HB 374, regarding the disbanding of the Unified Police Department, passed the Utah House and is being held in the State Senate as of Feb. 23.
The UPD currently serves cities and townships within the greater Salt Lake area. Copperton, Holladay, Kearns, Midvale, Magna and Millcreek are among those cities and townships.
“The Unified Police Department was created to consolidate police services between municipalities to achieve operational and financial efficiencies,” according to the Salt Lake County Sheriff’s Office.
UPD allows cities and townships to pool their funds together to pay for police services instead of paying for their own police department. “This can be compared to how Costco operates, people purchase a membership to get quality goods at a lower price,” the Office of the Sheriff said.
The UPD is currently overseen by the Salt Lake County sheriff. According to Representative Jordan Teuscher, this has been causing some kickback within his district.
Rep. Teuscher represents the southwest part of Salt Lake Valley, including South Jordan, West Jordan and Herriman. “Others there raised concerns to me that they felt like there was some double taxation issues in the Salt Lake County Sheriff Department. They felt like some of the county-wide funds were going to subsidize the Unified Police Department,” Rep. Teuscher said.
Rep. Teuscher said the southwest part of the valley came together to create their own SWAT team using city taxes, but, at the same time, the county sheriff receives county funds for a county SWAT team. Due to what is set up through UPD, the county sheriff does not have any deputies to be able to provide those services, and the county sheriff gives those county-wide funds to UPD, he said.
“So, someone living in the southwest part of the valley is paying county taxes going to a SWAT team they will never use,” Rep. Teuscher said.

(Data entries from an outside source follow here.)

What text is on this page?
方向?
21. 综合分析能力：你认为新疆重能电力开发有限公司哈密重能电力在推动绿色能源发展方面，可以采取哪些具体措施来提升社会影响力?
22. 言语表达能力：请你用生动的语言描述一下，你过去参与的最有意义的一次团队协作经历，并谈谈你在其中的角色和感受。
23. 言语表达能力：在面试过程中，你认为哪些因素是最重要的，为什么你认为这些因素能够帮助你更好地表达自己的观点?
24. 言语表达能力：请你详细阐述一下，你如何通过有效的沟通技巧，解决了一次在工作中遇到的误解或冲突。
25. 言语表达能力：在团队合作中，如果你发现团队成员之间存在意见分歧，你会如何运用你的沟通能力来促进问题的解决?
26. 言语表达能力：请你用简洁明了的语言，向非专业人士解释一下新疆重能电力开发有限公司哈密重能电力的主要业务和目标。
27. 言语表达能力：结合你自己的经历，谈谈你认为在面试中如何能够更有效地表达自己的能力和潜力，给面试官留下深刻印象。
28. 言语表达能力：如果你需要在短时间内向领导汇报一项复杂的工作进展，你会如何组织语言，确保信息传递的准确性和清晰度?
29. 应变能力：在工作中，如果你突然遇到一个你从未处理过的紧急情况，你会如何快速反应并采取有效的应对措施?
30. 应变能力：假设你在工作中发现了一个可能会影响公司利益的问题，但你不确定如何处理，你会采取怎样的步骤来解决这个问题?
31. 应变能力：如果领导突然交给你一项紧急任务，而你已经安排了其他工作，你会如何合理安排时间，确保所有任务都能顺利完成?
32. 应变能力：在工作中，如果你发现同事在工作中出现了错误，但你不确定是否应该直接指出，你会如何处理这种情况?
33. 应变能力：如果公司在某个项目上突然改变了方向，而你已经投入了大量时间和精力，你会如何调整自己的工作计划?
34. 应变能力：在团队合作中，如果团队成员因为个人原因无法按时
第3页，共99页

Rep. Teuscher said it became apparent to him there are many shared services with county-wide dollars flowing into UPD. “There’s not a lot of accountability or transparency that is providing any benefit to the parts of the county that aren’t using UPD for their policing services,” Rep. Teuscher said.

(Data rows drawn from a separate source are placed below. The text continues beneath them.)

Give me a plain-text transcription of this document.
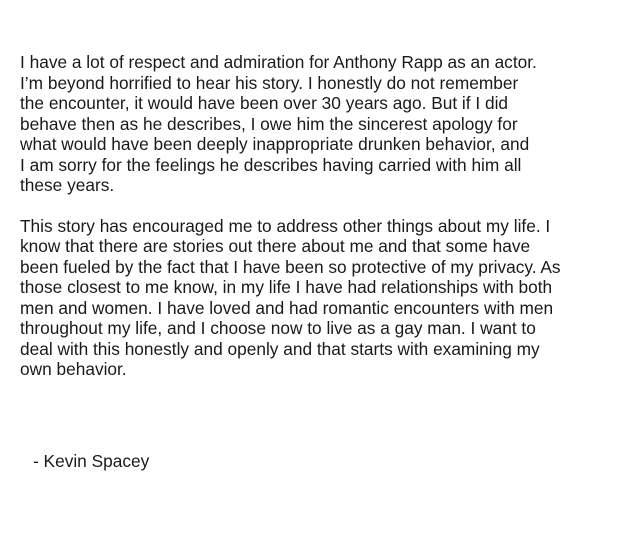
I have a lot of respect and admiration for Anthony Rapp as an actor.
I’m beyond horrified to hear his story. I honestly do not remember
the encounter, it would have been over 30 years ago. But if I did
behave then as he describes, I owe him the sincerest apology for
what would have been deeply inappropriate drunken behavior, and
I am sorry for the feelings he describes having carried with him all
these years.
This story has encouraged me to address other things about my life. I
know that there are stories out there about me and that some have
been fueled by the fact that I have been so protective of my privacy. As
those closest to me know, in my life I have had relationships with both
men and women. I have loved and had romantic encounters with men
throughout my life, and I choose now to live as a gay man. I want to
deal with this honestly and openly and that starts with examining my
own behavior.
- Kevin Spacey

The biggest problem Rep. Teuscher saw was the Salt Lake County Sheriff, Rosie Rivera, was also the CEO of UPD. “We have a conflict of interest where our county sheriff, who is elected by the entire county to provide law enforcement services … is also the CEO of a smaller police entity that just provides services to a small part of the county,” Rep. Teuscher said.
He said what is best for the county may not be best for UPD, and vice versa.

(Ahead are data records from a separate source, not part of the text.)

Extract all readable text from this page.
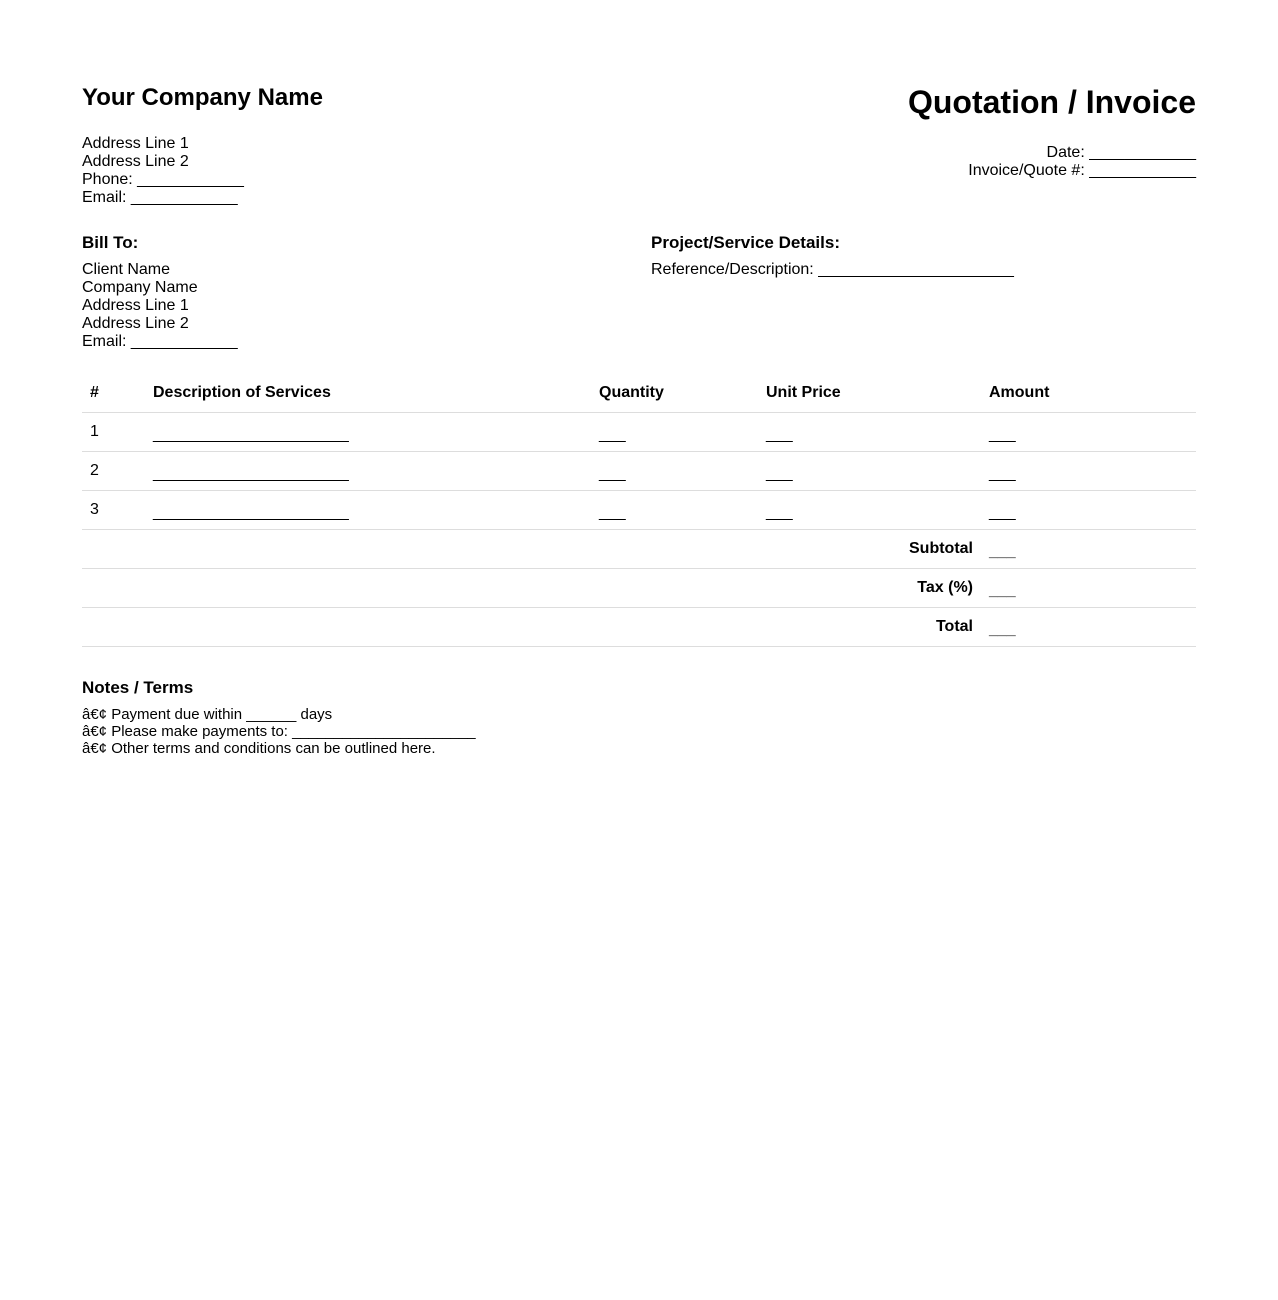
Your Company Name
Address Line 1
Address Line 2
Phone: ____________
Email: ____________
Quotation / Invoice
Date: ____________
Invoice/Quote #: ____________
Bill To:
Client Name
Company Name
Address Line 1
Address Line 2
Email: ____________
Project/Service Details:
Reference/Description: ______________________
#	Description of Services	Quantity	Unit Price	Amount
1	______________________	___	___	___
2	______________________	___	___	___
3	______________________	___	___	___
Subtotal				___
Tax (%)				___
Total				___
Notes / Terms
â€¢ Payment due within ______ days
â€¢ Please make payments to: ______________________
â€¢ Other terms and conditions can be outlined here.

In a press release from the Salt Lake County Office of the Sheriff, they stated that the conflict of interest misconception has been the hardest to address. Sheriff Rivera said she has asked for evidence of this on multiple occasions but has yet to receive any.
“I am confident there is no conflict of interest and I was deeply disappointed when I was told that the perception of a conflict was enough to run a bill to fundamentally change the UPD,” Sheriff Rivera said.
However, the Salt Lake County Sheriff Department has decided to ultimately support the bill because they believe that is what is best for long-term stability.
“I have been backed into a corner by political forces and there are no easy paths out. I am supporting the bill because I have a responsibility to create long-term stability for public safety for the residents of Salt Lake County and the people who work for UPD,” Sheriff Rivera said.
The Salt Lake County Sheriff Department believes killing this bill will only lead to the inevitable disbanding of the UPD.
Utah County Sheriff Mike Smith said, “This has not been an easy road or decision for Sheriff Rivera. All Utah Sheriffs are standing by to support her and her team as they face an inevitably difficult transition, either through this bill or another coordinated effort. Protecting public safety and the right to vote for your sheriff is paramount.”
If this bill passes, the dissolving of the UPD would take place July 1, 2025, leaving plenty of room for the cities and townships to decide what they want to do in regards to policing.
“I figured the best thing that we could do is just get the state out of the business of telling the county what they can and can’t do in terms of policing force,” Rep. Teuscher said.
This bill gives control back to local cities to decide, Rep. Teuscher added. They can decide if they want to contract with the sheriff, have their own police force or work with other cities to create a combined police force.